İhracat teşviklerinden yararlanmak ve ithalat vergilerinden kaçınmak için yapılan yanlış beyanlardan dolayı ihracat,  ithalattan düzenli olarak fazla görünür. Girdi çıktı tablolarında ihracatın ithalata eşit olması gerekir. Bu durum resmi istatistiklerde ayarlama yapmayı gerektirir. Bu ayarlamalar, gösterdiğinden sapmış göstergeyi gösterdiğine yakınsatmaya yarar, tartışmalı olsalar bile resmi göstergeler kadar tartışmalı değildir.

Dünya girdi çıktı tablolarında, temel sorunlardan biri kur sorunudur. Aşırı değerli ya da düşük değerli kur oranları, sonuçların olması gerektiğinden sapmasına yol açar. Bu sorunun sonuçları ne yönde ve ne derece etkilediğinin ayrıca yapılacak çalışmalarla saptanması gerekir.

Girdi çıktı çözümlemelerinin tümü için geçerli olan temel sorunsa, “Girdi çıktı çözümlemesinin tekniği” yazısında belirttiğim üzere bütüncülleştirme sorunudur.

Girdi değerleri dışında resmi istatistiklere ya da ayarlanmış resmi istatistiklere dayanan WIOT’ta girdi değerlerininse tahmini yer alıyor. Ülkelerin ulusal istatistiklerinde  her yıl için girdi çıktı tabloları bulunmadığından, girdi değerleri var olan girdi çıktı tabloları kullanılarak yapılan kestirimlerden oluşuyor. Bu konuda iyileştirmeler olanaklıdır.

WIOT verilerinde eksikliği en fazla hissedilense diğer ülkelerin kapsamıdır. Bir yandan bir çok büyük ekonomi eksikken diğer yandan kaynak zengini ya da uzmanlaşmış küçük ekonomilerin de kapsanması sonuçlarda anlamlı iyileşmelere neden olacaktır.

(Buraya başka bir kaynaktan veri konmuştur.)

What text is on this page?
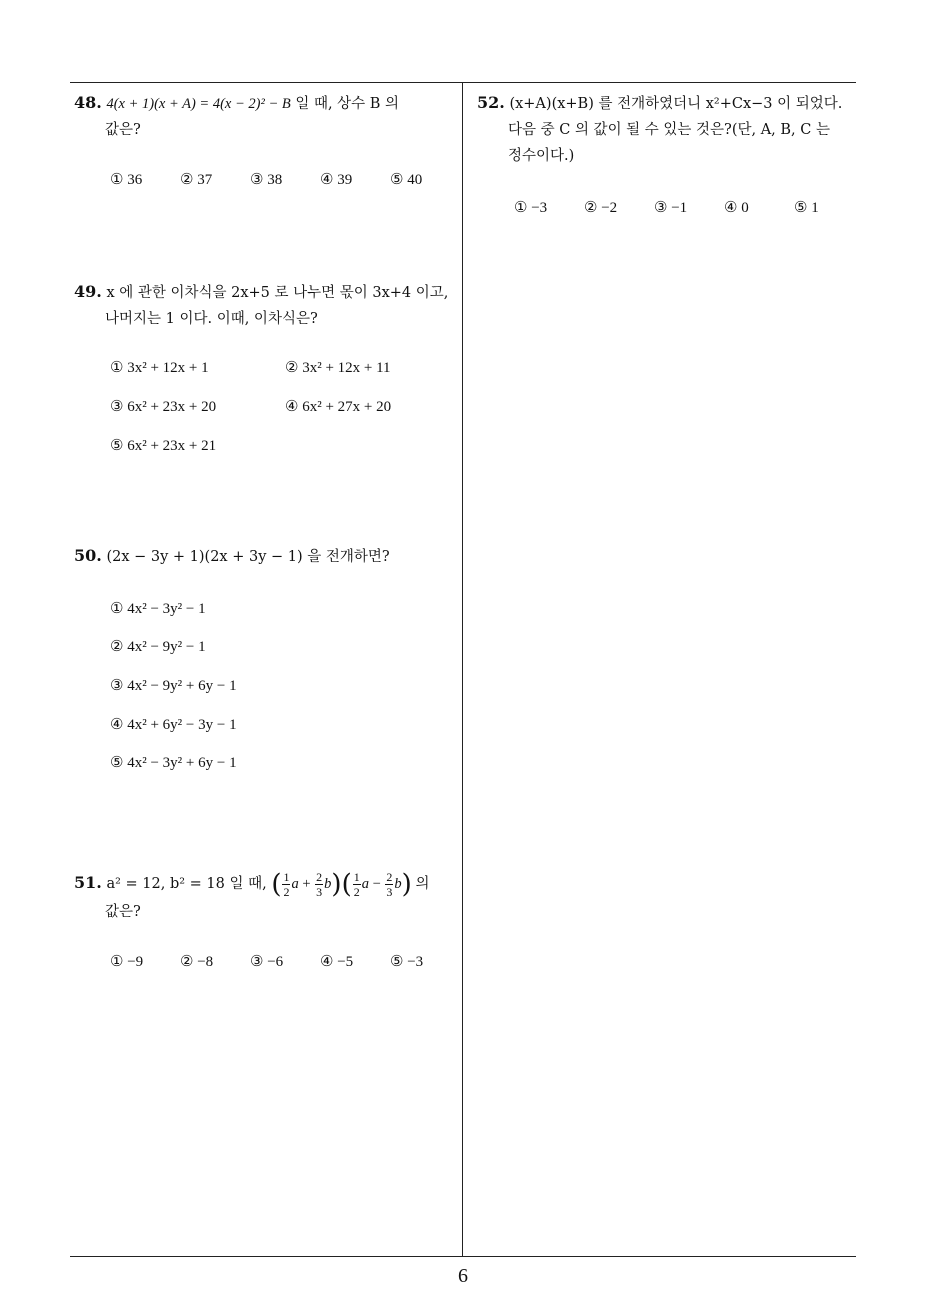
48. 4(x + 1)(x + A) = 4(x − 2)² − B 일 때, 상수 B 의
값은?
① 36	② 37	③ 38	④ 39	⑤ 40
49. x 에 관한 이차식을 2x+5 로 나누면 몫이 3x+4 이고,
나머지는 1 이다. 이때, 이차식은?
① 3x² + 12x + 1	② 3x² + 12x + 11
③ 6x² + 23x + 20	④ 6x² + 27x + 20
⑤ 6x² + 23x + 21
50. (2x − 3y + 1)(2x + 3y − 1) 을 전개하면?
① 4x² − 3y² − 1
② 4x² − 9y² − 1
③ 4x² − 9y² + 6y − 1
④ 4x² + 6y² − 3y − 1
⑤ 4x² − 3y² + 6y − 1
51. a² = 12, b² = 18 일 때, ( $\frac{1}{2}$ $a + \frac{2}{3} b)( \frac{1}{2}$ $a - \frac{2}{3} b$) 의
값은?
① −9 ② −8 ③ −6 ④ −5 ⑤ −3
52. (x+A)(x+B) 를 전개하였더니 x²+Cx−3 이 되었다.
다음 중 C 의 값이 될 수 있는 것은?(단, A, B, C 는
정수이다.)
① −3 ② −2 ③ −1 ④ 0	⑤ 1
6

Herhâlükârda sonuçlar değerlendirilirken bir ihtiyat payı bırakmak yerinde olacaktır; ama sorunları gözde fazla da büyütmemek, daha ince çalışmayı gerektiren sapmalar olarak düşünmek de. Örneğin; WIOT verilerinde, 2001-2006 ve 2009-2011 yıllarında madencilik için Japonya’da stok değişmelerinin eksi olduğu, eksi olmakla kalmayıp diğer girdi dışı harcamaların toplamından mutlak değer olarak fazla olduğu görülüyor. Bu durumda, Japonya’daki tüketim eksi oluyor. Tüketimin eksi olması, girdilerin bir bölümünün yeniden üretim olmadan stoklardan karşılandığı anlamına geliyor. Tüm sektörleri kapsayan toplam içindeki payı yüzde 1’in çok altında olduğundan buradaki çözümlemelerimiz bakımından değeri fiilen sıfıra yakın ve herhangi anlamlı bir sorun oluşturmuyor.

Dönemleme
Burada işlediğim konuyla ilgili neoliberal dönem ya da küreselleşme dönemi de denilen 1980 sonrası dönemin tümünü kapsayan bir veri tabanı bulunmuyor. Burada yazdıklarım, 1995 ve 2011 yılları arasındaki dönem için dünya girdi çıktı tablolarını (WIOT) kullanarak yaptığım çözümlemelere dayanıyor.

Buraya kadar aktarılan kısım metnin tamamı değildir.